Questo significa che non sono stati fatti errori? Certo che no, a livello tecnico alcuni investimenti di Artico sono stati nettamente fuori bersaglio. Van Hooijdonk è il più clamoroso flop, è indiscutibile: lo dicono i numeri, quelli del campo, non quelli finanziari. Però si tratta comunque di un investimento andato male: il Cesena ha corso un rischio e in questo caso ha perso. A gennaio 2025 è stato chiamato il famoso stop loss: si molla la presa, si accetta la perdita e si passa ad altro: questo è il grande cambio di paradigma che la realtà locale cesenate non sembra aver ancora compreso.

Dal Cesena dei soci romagnoli al Cesena degli americani il cambio di mentalità implica una rivoluzione copernicana: si è passati da una gestione che metteva l’aspetto sportivo in primo piano – e il conto economico – ad una puramente finanziaria, degna di Wall Street. È una cosa buona? È un cambiamento positivo? Probabilmente no, ma gli americani ragionano così, lo si vede anche in numerose altre società in serie A controllate a stelle e strisce. E il Cesena non fa certo eccezione.

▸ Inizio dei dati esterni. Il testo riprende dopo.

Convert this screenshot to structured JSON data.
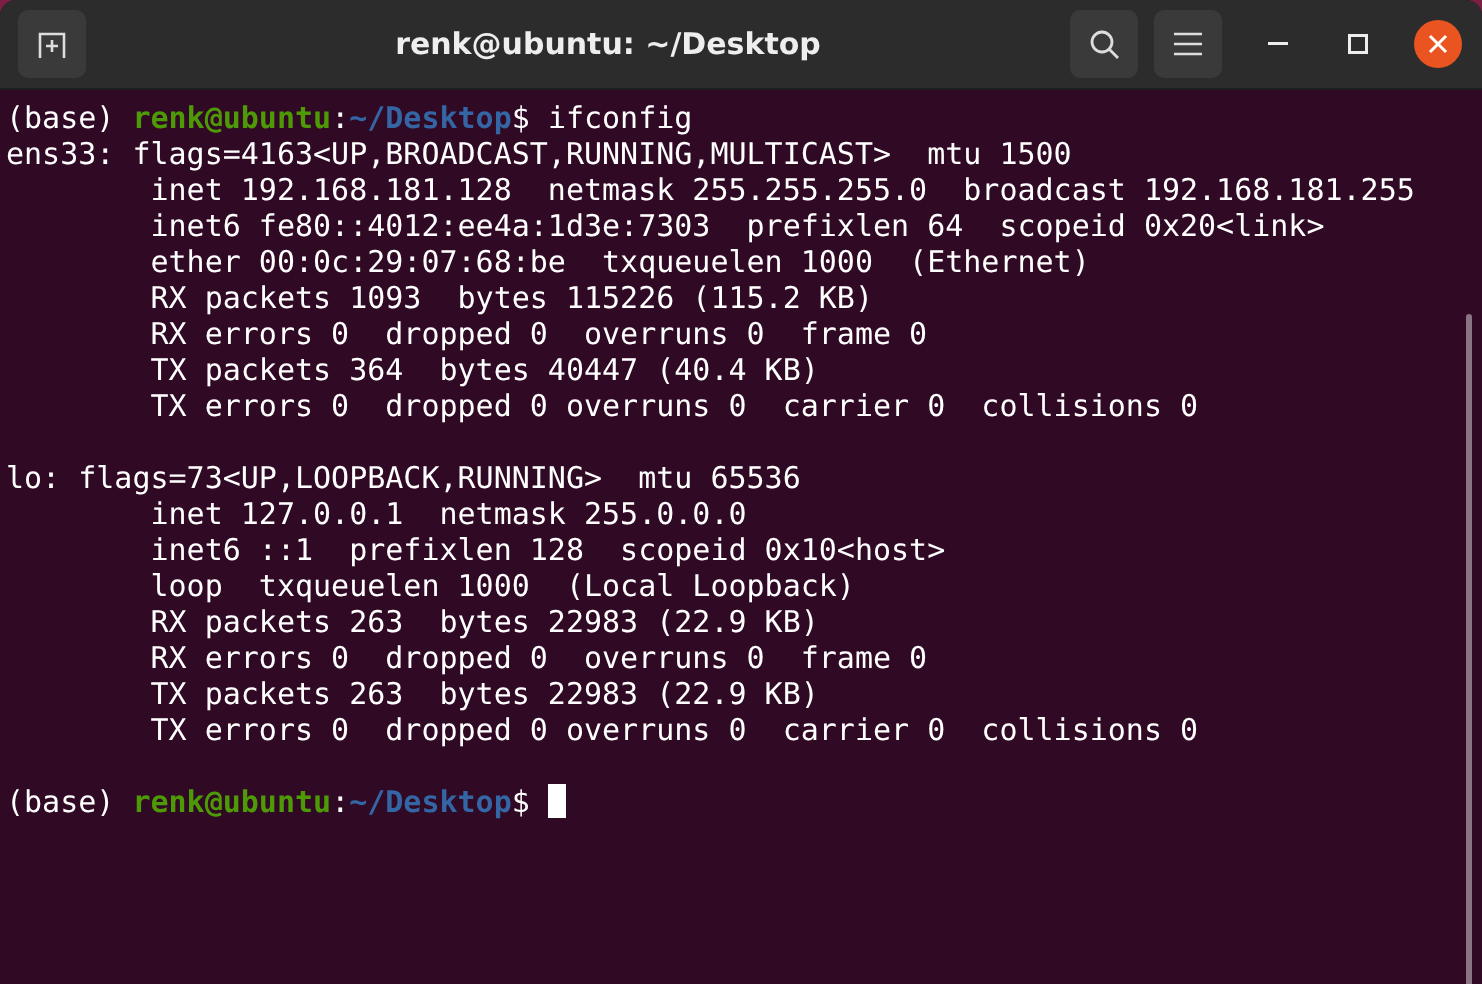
{
  "window": {
    "title": "renk@ubuntu: ~/Desktop"
  },
  "terminal": {
    "lines": [
      {
        "kind": "prompt",
        "env": "(base)",
        "user_host": "renk@ubuntu",
        "separator": ":",
        "path": "~/Desktop",
        "sigil": "$",
        "command": "ifconfig",
        "cursor": false
      },
      {
        "kind": "output",
        "text": "ens33: flags=4163<UP,BROADCAST,RUNNING,MULTICAST>  mtu 1500"
      },
      {
        "kind": "output",
        "text": "        inet 192.168.181.128  netmask 255.255.255.0  broadcast 192.168.181.255"
      },
      {
        "kind": "output",
        "text": "        inet6 fe80::4012:ee4a:1d3e:7303  prefixlen 64  scopeid 0x20<link>"
      },
      {
        "kind": "output",
        "text": "        ether 00:0c:29:07:68:be  txqueuelen 1000  (Ethernet)"
      },
      {
        "kind": "output",
        "text": "        RX packets 1093  bytes 115226 (115.2 KB)"
      },
      {
        "kind": "output",
        "text": "        RX errors 0  dropped 0  overruns 0  frame 0"
      },
      {
        "kind": "output",
        "text": "        TX packets 364  bytes 40447 (40.4 KB)"
      },
      {
        "kind": "output",
        "text": "        TX errors 0  dropped 0 overruns 0  carrier 0  collisions 0"
      },
      {
        "kind": "blank"
      },
      {
        "kind": "output",
        "text": "lo: flags=73<UP,LOOPBACK,RUNNING>  mtu 65536"
      },
      {
        "kind": "output",
        "text": "        inet 127.0.0.1  netmask 255.0.0.0"
      },
      {
        "kind": "output",
        "text": "        inet6 ::1  prefixlen 128  scopeid 0x10<host>"
      },
      {
        "kind": "output",
        "text": "        loop  txqueuelen 1000  (Local Loopback)"
      },
      {
        "kind": "output",
        "text": "        RX packets 263  bytes 22983 (22.9 KB)"
      },
      {
        "kind": "output",
        "text": "        RX errors 0  dropped 0  overruns 0  frame 0"
      },
      {
        "kind": "output",
        "text": "        TX packets 263  bytes 22983 (22.9 KB)"
      },
      {
        "kind": "output",
        "text": "        TX errors 0  dropped 0 overruns 0  carrier 0  collisions 0"
      },
      {
        "kind": "blank"
      },
      {
        "kind": "prompt",
        "env": "(base)",
        "user_host": "renk@ubuntu",
        "separator": ":",
        "path": "~/Desktop",
        "sigil": "$",
        "cursor": true
      }
    ]
  }
}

Gli americani predispongono un budget, praticamente il portafoglio affidato a Di Taranto. Il dg si affida ad un consulente sportivo, anzi finanziario, ovvero il ds Artico, per la diversificazione del portafoglio. Artico anziché investire in azioni, criptovalute e obbligazioni, investe in giocatori, con gli stessi gradi di rischio. Qualcuno avrebbe preferito minimizzare il rischio per l’esordio in serie B del Cesena: confermare gran parte della rosa della scorsa stagione sarebbe stato un po’ come comprare obbligazioni: resa modesta ma rischio quasi azzerato. Agli americani però questo non stava bene: loro vogliono di più. E Artico ha preso volti sconosciuti, ha investito in beni (asset, come dicono loro) ad alto rischio, critpovalute: Van Hooijdonk, Ceesay, Tavsan. E poi in azioni sottovalutate: Curto, Bastoni, Antonucci. E ovviamente con Klinsmann come garanzia economica per sostenere questi investimenti.

Dopo una prima parte di stagione discreta, gli investimenti di Artico sono andati tutti oggettivamente in rosso, in forte perdita. Le scommesse sono andate male, è innegabile. Però bisogna capire che è questo che chiedeva la proprietà. Artico avrebbe potuto puntare su altri cavalli? Certamente sì ma per fare il grande salto al primo colpo, o perlomeno per raggiungere le zone alte della classifica, sarebbe stato comunque costretto ad un grande rischio.

Qual è quindi il problema? Che se Artico dovesse perdere anche le scommesse future, anche il suo contratto fino al 2027 varrebbe davvero poco, perché nella mentalità statunitense se un investimento va male non si insiste: ci si rimbocca le mani e si riparte. Da un’altra parte. Con un’altra impresa. Piaccia o meno, gli yankee giocano con altre regole.